Zurich, 1904. Carl Jung, 29 ans, psychiatre, est au début de sa carrière et partage sa vie avec sa femme, Emma. S’inspirant des travaux de Sigmund Freud, Jung tente le traitement expérimental connu sous le nom de psychanalyse sur Sabina Spielrein, âgée de 18 ans. Sabina, jeune Russe cultivée qui parle l’allemand, a été diagnostiquée «hystérique», et a la réputation d’être agitée et violente. Lors de ses séances avec Jung, elle expose une jeunesse gâchée par les humiliations et une composante sexuelle sado-masochiste. Grâce à leur correspondance, Jung parvient à une grande complicité intellectuelle avec Freud, sur le cas de Sabina. Freud demande à Jung de traiter un collègue, Otto Gross, toxicomane et amoraliste impénitent. Sous son influence,
Jung va balayer sa propre éthique et se laisser aller à
son attirance envers Sabina. C’est le début d’une liaison
dangereuse dont les conséquences vont être aussi
inattendues que fondamentales.
Le nouveau film de D.Cronenberg ne manquera pas d’alimenter polémiques et impressions variées. Le scénario est dû à Christopher Hampton qui adapte sa propre pièce, dont le film garde une certaine théâtralité : lieux et espaces resserrés, nombreuses scènes d’intérieur, nombre restreint des personnages, omniprésence du dialogue, par ailleurs des plus brillants.

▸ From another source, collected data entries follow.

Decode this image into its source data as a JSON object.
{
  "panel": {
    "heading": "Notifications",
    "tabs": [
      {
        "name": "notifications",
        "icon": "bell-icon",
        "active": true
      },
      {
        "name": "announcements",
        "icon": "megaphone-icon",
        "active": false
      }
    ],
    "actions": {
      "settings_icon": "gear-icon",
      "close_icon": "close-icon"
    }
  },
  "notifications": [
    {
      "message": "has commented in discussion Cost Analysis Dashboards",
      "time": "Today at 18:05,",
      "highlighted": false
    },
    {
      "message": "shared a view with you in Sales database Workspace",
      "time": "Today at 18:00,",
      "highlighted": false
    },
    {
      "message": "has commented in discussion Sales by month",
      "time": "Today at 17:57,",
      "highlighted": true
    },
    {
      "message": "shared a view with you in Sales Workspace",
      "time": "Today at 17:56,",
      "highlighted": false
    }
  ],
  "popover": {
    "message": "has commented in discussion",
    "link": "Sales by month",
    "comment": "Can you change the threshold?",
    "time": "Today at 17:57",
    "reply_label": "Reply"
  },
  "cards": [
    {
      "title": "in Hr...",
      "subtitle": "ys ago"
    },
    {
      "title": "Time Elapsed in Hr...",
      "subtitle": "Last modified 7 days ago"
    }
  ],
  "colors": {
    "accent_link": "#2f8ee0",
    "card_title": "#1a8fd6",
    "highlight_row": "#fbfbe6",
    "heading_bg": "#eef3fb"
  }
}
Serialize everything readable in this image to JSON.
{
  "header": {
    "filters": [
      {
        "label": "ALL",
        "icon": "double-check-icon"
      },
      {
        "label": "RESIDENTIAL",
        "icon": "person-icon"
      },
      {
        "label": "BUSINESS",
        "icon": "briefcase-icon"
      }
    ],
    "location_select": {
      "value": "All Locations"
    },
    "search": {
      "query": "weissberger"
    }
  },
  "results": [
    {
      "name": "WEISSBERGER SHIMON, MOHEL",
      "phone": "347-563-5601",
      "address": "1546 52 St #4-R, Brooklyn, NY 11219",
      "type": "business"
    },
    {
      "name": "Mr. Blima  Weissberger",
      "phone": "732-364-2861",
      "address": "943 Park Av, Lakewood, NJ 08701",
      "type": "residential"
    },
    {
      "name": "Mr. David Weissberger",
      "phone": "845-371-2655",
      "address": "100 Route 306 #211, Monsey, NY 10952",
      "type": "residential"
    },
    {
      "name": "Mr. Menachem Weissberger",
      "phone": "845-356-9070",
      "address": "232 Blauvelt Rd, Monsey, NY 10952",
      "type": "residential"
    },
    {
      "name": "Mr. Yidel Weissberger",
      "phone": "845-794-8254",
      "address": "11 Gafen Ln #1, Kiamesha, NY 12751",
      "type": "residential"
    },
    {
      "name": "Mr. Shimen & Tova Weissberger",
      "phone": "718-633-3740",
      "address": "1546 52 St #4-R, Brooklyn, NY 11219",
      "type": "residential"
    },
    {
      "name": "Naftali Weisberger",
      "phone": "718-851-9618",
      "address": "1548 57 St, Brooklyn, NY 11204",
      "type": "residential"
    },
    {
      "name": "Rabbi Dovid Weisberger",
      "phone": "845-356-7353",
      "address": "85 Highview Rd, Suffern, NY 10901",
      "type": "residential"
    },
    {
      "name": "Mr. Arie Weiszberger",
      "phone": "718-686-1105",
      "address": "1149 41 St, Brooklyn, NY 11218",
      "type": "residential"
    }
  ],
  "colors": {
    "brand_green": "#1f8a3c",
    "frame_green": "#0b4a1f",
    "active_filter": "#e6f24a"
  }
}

C’est dire que le film surprend par une sagesse et un académisme auxquels le réalisateur canadien n’a guère habitué, et qu’une relative déception est légitime. Mais après tout, c’est bien le droit d’un créateur d’aller là où on ne l’attend pas forcément ! Ce retour vers les premiers temps de la psychanalyse a le mérite de faire vaciller de leur piédestal les idoles que sont devenus aujourd’hui Freud et Jung .Ce qui fera peut-être grincer les adorateurs des différentes chapelles de la psychanalyse , mais plaira aux profanes plus soucieux de la vérité des hommes que d’une image surdimensionnée à la hauteur de leur ego. Car c’est à une formidable bataille d’idées et d’égos que nous assistons. Michael Fassbender(Jung) et Viggo Mortensen(Freud)

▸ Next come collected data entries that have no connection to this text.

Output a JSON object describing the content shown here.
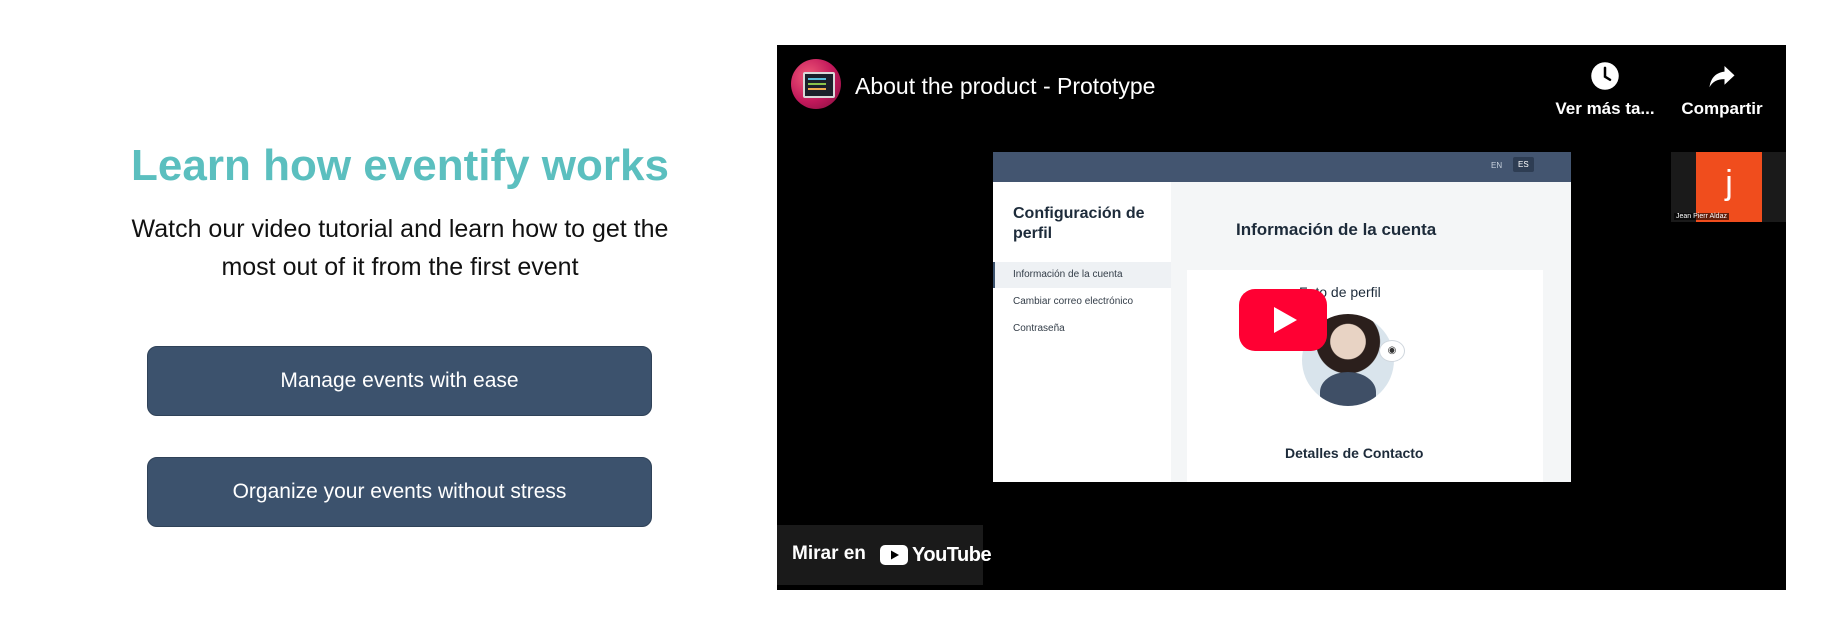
{
  "intro": {
    "headline": "Learn how eventify works",
    "subtext_line1": "Watch our video tutorial and learn how to get the",
    "subtext_line2": "most out of it from the first event"
  },
  "buttons": {
    "manage_label": "Manage events with ease",
    "organize_label": "Organize your events without stress"
  },
  "colors": {
    "headline": "#5bbfbf",
    "button_bg": "#3c526d",
    "player_bg": "#000000",
    "play_button": "#ff0033"
  },
  "video": {
    "title": "About the product - Prototype",
    "watch_later_label": "Ver más ta...",
    "share_label": "Compartir",
    "watch_on_label": "Mirar en",
    "youtube_wordmark": "YouTube",
    "icons": {
      "channel": "channel-avatar",
      "watch_later": "clock-icon",
      "share": "share-arrow-icon",
      "play": "play-icon",
      "youtube": "youtube-logo-icon"
    },
    "frame": {
      "lang_en": "EN",
      "lang_es": "ES",
      "sidebar_title": "Configuración de perfil",
      "sidebar_items": [
        "Información de la cuenta",
        "Cambiar correo electrónico",
        "Contraseña"
      ],
      "main_title": "Información de la cuenta",
      "photo_label": "Foto de perfil",
      "contact_label": "Detalles de Contacto"
    },
    "webcam": {
      "initial": "j",
      "name": "Jean Pierr Aldaz"
    }
  }
}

se prêtent magnifiquement à l’intelligence mais aussi aux failles et aux petitesses de leurs personnages. Portraits surprenants et tout en contrastes. Celui d’un disciple étrangement féru d’ésotérisme et d’occultisme, submergé par une passion amoureuse sadomasochiste avec une de ses patientes, au mépris de toute déontologie. Celui d’un maître prisonnier volontaire de son conformisme bourgeois et vite enclin à faire d’une pensée dissidente une pensée ennemie à ignorer par le mépris. Bref, deux êtres supérieurs qui n’en sont pas moins hommes, pour le meilleur souvent et pour le pire parfois. Le film de Cronenberg restera sans doute isolé dans sa filmographie. On peut l’apprécier comme tel, sans se départir de l’idée qu’un tel sujet aurait pu être traité avec plus d’audace.